Wednesday, May 6, 2020

Noah Oppenheim Faces Hard Road At NBC News


Noah Oppenheim was primed to gain oversight of all the operations of NBC News and MSNBC. Instead he has a new boss with those very responsibilities – and more, Variety reports.

Oppenheim was named president of NBC News in February of 2017 and had been cited publicly by former NBCUniversal CEO Steve Burke as his choice to succeed Andy Lack, the chairman of MSNBC and NBC News.  He rose quickly through the ranks thanks to his touch with the company’s venerable “Today” morning franchise, which has become newsier and more direct under his watch.

Noah Openheim
His “Today” captures the bulk of viewers between 25 and 54, the audience most coveted by advertisers, beating rival “Good Morning America” at ABC. And that in turn helped the program’s first two hours snare $332 million in advertising in 2018, according to ad-tracker Standard Media Index.

But NBCU has a new CEO, Jeff Shell, and on Monday, he decided to re-organize news operations – with a decidedly different type of executive in charge.

Oppenheim will be paired with a new superior, Cesar Conde, an up-and coming executive who is a generation younger than Lack and is likely to focus more intently on the business of not just NBC News, but also MSNBC and CNBC.

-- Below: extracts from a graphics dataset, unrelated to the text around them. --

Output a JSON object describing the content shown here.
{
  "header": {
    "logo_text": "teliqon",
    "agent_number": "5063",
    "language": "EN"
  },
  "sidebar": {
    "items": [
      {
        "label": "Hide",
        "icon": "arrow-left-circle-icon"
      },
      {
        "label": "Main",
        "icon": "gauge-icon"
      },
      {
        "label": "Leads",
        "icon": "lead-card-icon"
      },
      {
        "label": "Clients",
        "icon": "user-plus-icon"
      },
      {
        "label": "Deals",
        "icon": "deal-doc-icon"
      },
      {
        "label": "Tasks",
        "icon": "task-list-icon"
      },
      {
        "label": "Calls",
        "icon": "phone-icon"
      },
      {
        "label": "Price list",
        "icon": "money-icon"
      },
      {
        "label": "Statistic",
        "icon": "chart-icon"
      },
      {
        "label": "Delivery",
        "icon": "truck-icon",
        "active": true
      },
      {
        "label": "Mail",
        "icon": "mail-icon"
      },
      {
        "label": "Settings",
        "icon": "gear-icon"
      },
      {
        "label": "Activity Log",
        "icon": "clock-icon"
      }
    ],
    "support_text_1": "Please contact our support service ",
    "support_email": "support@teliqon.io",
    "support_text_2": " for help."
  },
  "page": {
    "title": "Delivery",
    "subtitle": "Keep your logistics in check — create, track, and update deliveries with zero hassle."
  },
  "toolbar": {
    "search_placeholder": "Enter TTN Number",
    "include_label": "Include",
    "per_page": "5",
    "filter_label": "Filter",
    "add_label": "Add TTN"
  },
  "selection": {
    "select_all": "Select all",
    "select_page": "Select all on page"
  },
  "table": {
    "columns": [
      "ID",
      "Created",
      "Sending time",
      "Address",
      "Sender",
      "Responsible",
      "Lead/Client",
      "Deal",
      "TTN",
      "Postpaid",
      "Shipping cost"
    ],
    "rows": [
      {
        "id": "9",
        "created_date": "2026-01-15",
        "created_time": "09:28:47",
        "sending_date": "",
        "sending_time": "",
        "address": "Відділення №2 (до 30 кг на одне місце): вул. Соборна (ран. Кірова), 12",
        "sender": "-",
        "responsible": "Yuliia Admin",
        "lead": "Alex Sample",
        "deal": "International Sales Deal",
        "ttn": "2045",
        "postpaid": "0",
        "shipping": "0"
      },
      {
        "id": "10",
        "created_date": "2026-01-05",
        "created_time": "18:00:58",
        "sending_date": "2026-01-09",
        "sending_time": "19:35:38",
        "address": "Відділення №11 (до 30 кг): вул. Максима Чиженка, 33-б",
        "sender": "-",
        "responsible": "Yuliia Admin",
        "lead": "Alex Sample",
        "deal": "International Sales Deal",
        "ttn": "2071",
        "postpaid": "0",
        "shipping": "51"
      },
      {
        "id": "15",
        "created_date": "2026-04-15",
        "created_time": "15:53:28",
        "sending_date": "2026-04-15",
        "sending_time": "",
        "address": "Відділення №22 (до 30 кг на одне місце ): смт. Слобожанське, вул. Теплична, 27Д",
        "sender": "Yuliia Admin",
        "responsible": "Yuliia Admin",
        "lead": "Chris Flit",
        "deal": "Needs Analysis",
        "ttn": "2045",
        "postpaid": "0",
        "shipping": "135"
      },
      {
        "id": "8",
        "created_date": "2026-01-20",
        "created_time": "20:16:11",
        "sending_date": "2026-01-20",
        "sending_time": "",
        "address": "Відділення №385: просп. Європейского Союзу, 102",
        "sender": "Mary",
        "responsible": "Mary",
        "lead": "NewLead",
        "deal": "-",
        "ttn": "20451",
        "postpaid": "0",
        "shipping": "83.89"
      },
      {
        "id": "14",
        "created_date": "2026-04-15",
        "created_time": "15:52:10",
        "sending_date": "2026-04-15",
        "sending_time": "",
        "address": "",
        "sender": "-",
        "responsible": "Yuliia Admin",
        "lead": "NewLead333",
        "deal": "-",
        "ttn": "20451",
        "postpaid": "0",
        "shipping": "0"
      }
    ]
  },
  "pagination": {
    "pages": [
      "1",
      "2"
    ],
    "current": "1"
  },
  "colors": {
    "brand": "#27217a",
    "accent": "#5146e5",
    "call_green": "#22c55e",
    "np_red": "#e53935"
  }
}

Though NBC News has endured controversies over the past few years, it is a big business for NBCUniversal and could become more so as TV habits change. As more consumers opt to watch their favorite comedy or drama via streaming video, live news and sports will become the TV networks’ most reliable tool to capture big crowds who cannot skip past ads. In recent months, NBC News has launched a streaming-video service, NBC News Now, as well as a kids’ version of “NBC Nightly News” on YouTube, and had plans to work with Peacock, the parent company’s streaming-video subscription service.